ARTES&LETRAS CASTILLA-LA MANCHA: HACERSE EL VIVO

La gata Lula

Más de un capítulo y de un artículo escribí con ella enroscada en mi regazo, acompasando las palabras a su ronroneo

POR MARTÍN SOTELO

Se llamaba Lul a por el verdadero nombre de la protagonista de Desayuno en Tiffany’s . De pequeña tenía miedo de salir al patio; asustada por los ruidos de la calle, cada vez que la sacábamos reptaba como un gusano buscando con desesperación la forma de regresar al interior de la vivienda. Con el tiempo, se le pasó aquel temor y poco a poco fue aprendiendo a relajarse, a disfrutar de las primeras franjas de sol, de los pájaros posados en el cable de la luz y de la tapia por la que daba largos paseos y desde la que podía brincar a mi tejadillo. Cuando me sentaba bajo la pérgola a leer, la veía de inmediato a mi lado, estudiando mi cara para saber si podía saltar y tumbarse en mis piernas. También era la primera en salir a recibirme cada vez que llegaba a casa: bajaba el patio feliz y contenta, como un perro, el rabo en alto y cortándome el paso con revolcones ansiosos para que me agachara a tocarle la tripa.

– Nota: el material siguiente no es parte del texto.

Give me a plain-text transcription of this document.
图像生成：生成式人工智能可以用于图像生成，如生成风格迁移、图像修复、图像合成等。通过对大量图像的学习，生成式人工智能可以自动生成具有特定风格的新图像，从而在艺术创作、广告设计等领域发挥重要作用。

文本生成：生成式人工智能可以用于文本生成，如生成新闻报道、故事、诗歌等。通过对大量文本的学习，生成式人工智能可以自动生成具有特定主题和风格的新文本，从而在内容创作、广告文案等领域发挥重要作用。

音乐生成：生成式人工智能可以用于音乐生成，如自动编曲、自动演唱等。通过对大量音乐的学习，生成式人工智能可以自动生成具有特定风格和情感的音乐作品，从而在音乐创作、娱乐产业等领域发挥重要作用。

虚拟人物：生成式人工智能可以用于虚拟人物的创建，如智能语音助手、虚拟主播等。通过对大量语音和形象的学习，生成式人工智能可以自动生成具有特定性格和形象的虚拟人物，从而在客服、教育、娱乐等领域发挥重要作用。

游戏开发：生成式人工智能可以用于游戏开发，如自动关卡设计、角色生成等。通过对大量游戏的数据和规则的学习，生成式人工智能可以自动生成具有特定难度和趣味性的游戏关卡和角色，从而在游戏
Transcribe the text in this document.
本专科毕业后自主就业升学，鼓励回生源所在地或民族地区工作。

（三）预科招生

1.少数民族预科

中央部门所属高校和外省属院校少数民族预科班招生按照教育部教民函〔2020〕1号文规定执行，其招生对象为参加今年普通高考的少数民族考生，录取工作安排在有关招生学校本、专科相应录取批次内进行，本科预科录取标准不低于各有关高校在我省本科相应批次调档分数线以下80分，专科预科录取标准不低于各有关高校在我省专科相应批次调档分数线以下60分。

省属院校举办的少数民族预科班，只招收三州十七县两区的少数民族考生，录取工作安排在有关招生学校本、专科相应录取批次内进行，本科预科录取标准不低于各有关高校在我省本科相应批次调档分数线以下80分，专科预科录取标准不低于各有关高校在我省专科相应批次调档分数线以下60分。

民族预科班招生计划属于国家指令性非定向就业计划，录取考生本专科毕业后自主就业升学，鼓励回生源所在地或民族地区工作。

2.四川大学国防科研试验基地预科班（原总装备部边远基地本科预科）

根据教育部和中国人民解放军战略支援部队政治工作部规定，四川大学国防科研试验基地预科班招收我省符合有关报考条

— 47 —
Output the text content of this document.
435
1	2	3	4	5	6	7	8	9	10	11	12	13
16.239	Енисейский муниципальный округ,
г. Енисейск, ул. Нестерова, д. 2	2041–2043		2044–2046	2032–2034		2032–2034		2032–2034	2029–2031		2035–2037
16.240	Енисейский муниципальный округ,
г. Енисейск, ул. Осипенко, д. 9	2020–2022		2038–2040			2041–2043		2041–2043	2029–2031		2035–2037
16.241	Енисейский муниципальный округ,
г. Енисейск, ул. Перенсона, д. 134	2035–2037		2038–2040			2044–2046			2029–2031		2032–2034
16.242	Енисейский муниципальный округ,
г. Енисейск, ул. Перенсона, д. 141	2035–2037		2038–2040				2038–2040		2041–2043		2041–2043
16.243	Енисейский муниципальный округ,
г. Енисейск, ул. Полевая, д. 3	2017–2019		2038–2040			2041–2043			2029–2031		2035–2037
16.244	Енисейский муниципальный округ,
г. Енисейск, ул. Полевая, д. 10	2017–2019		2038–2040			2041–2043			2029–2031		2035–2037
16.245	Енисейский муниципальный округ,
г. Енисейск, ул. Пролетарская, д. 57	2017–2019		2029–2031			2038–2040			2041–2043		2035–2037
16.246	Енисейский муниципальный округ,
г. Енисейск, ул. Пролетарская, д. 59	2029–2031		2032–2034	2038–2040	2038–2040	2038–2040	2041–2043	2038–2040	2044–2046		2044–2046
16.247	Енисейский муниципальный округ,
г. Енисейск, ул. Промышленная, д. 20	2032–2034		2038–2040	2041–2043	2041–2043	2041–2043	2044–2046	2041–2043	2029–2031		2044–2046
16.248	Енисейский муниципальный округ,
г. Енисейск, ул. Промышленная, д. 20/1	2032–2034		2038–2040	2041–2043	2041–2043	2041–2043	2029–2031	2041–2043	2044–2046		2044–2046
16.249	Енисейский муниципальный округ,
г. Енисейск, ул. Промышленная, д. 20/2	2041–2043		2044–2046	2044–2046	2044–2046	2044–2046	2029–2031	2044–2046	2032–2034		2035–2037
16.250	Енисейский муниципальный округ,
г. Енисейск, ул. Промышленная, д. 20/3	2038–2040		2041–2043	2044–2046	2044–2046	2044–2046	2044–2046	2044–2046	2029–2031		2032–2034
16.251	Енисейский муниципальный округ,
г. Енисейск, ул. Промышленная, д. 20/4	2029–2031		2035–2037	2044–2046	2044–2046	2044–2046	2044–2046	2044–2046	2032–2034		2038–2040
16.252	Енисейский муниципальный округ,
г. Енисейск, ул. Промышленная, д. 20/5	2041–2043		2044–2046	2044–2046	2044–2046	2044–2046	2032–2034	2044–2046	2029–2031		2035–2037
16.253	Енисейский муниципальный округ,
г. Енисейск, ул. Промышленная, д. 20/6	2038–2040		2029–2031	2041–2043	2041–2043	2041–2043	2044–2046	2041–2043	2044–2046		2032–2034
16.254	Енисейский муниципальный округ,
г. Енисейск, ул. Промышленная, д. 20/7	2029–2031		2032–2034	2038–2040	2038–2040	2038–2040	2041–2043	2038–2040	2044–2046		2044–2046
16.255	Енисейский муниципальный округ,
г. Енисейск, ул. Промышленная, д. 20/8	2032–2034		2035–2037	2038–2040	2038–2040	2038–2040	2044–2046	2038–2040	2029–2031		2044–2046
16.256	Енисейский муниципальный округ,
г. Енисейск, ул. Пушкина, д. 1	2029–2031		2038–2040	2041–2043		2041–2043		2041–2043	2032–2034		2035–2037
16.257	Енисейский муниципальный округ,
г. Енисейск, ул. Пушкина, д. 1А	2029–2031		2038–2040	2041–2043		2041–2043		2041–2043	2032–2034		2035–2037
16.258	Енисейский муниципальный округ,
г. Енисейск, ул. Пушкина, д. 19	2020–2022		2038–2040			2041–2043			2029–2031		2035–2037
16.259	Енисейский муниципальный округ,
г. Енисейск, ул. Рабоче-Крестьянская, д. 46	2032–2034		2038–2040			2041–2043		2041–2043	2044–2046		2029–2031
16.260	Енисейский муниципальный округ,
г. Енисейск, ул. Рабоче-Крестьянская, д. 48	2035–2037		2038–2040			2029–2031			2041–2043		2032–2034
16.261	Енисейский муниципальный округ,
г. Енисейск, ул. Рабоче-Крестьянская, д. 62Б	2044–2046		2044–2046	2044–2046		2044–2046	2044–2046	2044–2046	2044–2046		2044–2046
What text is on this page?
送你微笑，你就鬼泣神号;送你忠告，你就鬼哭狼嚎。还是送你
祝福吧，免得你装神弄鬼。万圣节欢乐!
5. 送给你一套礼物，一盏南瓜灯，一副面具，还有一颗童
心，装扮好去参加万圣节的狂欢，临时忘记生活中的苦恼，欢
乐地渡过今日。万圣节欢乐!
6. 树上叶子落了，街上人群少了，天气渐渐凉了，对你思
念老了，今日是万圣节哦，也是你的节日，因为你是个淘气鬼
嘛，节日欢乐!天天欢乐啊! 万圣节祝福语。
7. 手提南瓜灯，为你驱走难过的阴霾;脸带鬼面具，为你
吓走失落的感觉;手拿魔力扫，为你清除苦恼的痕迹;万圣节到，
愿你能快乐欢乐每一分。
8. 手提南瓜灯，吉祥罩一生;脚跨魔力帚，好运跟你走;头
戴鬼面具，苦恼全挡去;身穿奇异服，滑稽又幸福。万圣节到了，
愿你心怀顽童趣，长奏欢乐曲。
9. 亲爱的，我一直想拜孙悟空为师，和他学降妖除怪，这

Era tan cariñosa que a veces le daba por alargar su peluda mano de almohadillitas negruzcas y plantármela en la cara como una muestra irreprimible de afecto o una forma de llamar la atención. Y tan amable y educada que, cuando se la llamaba por su nombre, contestaba siempre con un maullido. Lo cual no significaba que no se pusiera seria cuando así lo creía necesario. Si, por ejemplo, dos gatos se ponían a reñir, con la consiguiente escandalera, ella se metía rápido en medio a poner paz y orden de una manera rápida y eficaz, a base de repartir a partes iguales zarpazos tan fulminantes como contundentes. En cinco segundos se les había acabado la tontería, cada macho huía escaldado a su rincón, sin ganas por un tiempo de volver a ponerse farruco con nadie. También era testaruda. Si se le metía algo en la cabeza, lo hacía . Sabía abrir las puertas brincando hasta el pomo y, una vez, en un mes muy frío de invierno, se llevó en la boca varios paños de cocina y los dejó alrededor de la caja donde amamantaba a sus hijitos, por si acaso, ya crecidos y revoltosos, se escapaban y tenían que dormir en el suelo.

Justo hoy se cumplen dos meses de su muerte . El día de Nochebuena, a eso de las ocho y media de la mañana, me despertó la llorera de mi madre. La gata Lula estaba medio muerta , se había hecho todo encima y apenas se tenía en pie. Ronroneaba al meterla en la caja donde al poco tiempo murió. No sabemos qué le pasaría, si durante la noche se le reventaría alguna víscera o tendría alguna hemorragia interna. El caso es que el día antes estaba bien, como de costumbre, estuve acariciándola y estampándole sonoros besos en la cabeza, y al día siguiente ya no estaba. Se murió como vivió, sin hacer ruido , sin dar guerra, ronroneando, siempre amable y buscando la caricia.

Y yo todavía sigo mirando a mi izquierda y apartando el visillo de mi ventana convencido de que voy a encontrarla al otro lado del cristal, en el alféizar, como cada tarde, mirándome pacientemente para que la deje entrar conmigo. Más de un capítulo y de un artículo escribí con ella enroscada en mi regazo, acompasando las palabras a su ronroneo y al movimiento rítmico de sus uñas clavadas en mis piernas.